Yussuf, a professor of Behavioural Science, said the viral outbreak had since its emergence weakened global public economy, adding that only the private sector could assist in its prompt revival.

He made the remark yesterday, in Ilorin during the donations of 100 hospital bed sets, mattresses and medical accessories to the UITH by Sir Emeka Offor Foundation, in conjunction with Savannah Centre for Diplomacy and Democracy and Khadimiyya Foundation.

He promised judicious use of the items valued at several millions of naira, just as he disclosed that the hospital under his leadership would continue to serve as a model to others in the areas of teaching, learning and healing.

Speaking at the event, the leader of the team of donors, Mr. Chris Ezekiel, a retired Assistant Inspector General of Police, said the donations, in its second phase, would be extended to 20 other teaching hospitals across the nation.

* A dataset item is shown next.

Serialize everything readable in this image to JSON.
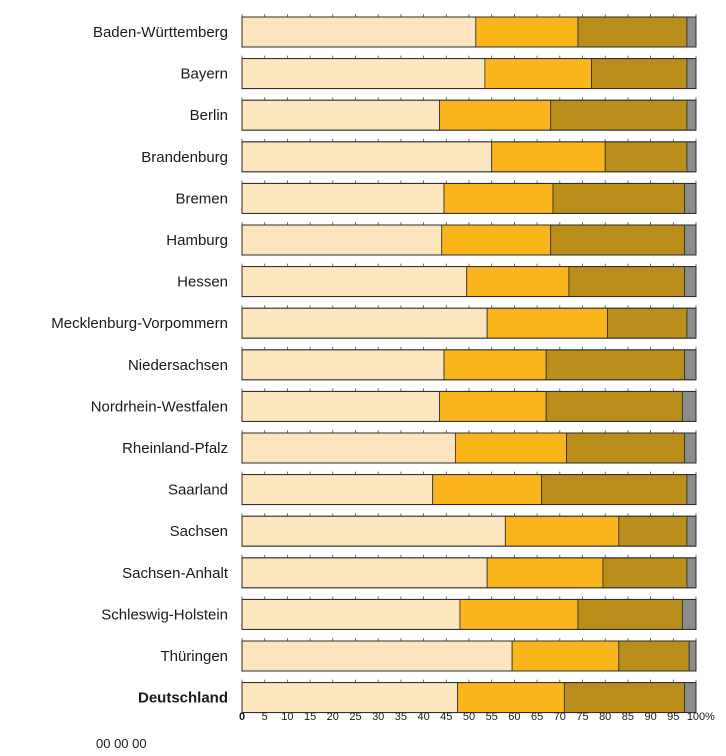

Ezekiel described his boss, Offor, as a patriotic Nigerian, who at all times looked for opportunities to share his God’s given resources with the less privileged.

Describing a healthy nation as one poised for socio, political and economic developments, he said the foundations contracted the fabrication and assemblage of the wooden beds and mattresses to indigenous fabricators and designers to boost the nation’s Gross Domestic Products (GDP).

Ezekiel recounted the innumerable contributions of Emeka Offor Foundation to the eradication of wild poliomyelitis in the country, urging all stakeholders to sustain the gains to prevent a relapse of the deadly disease.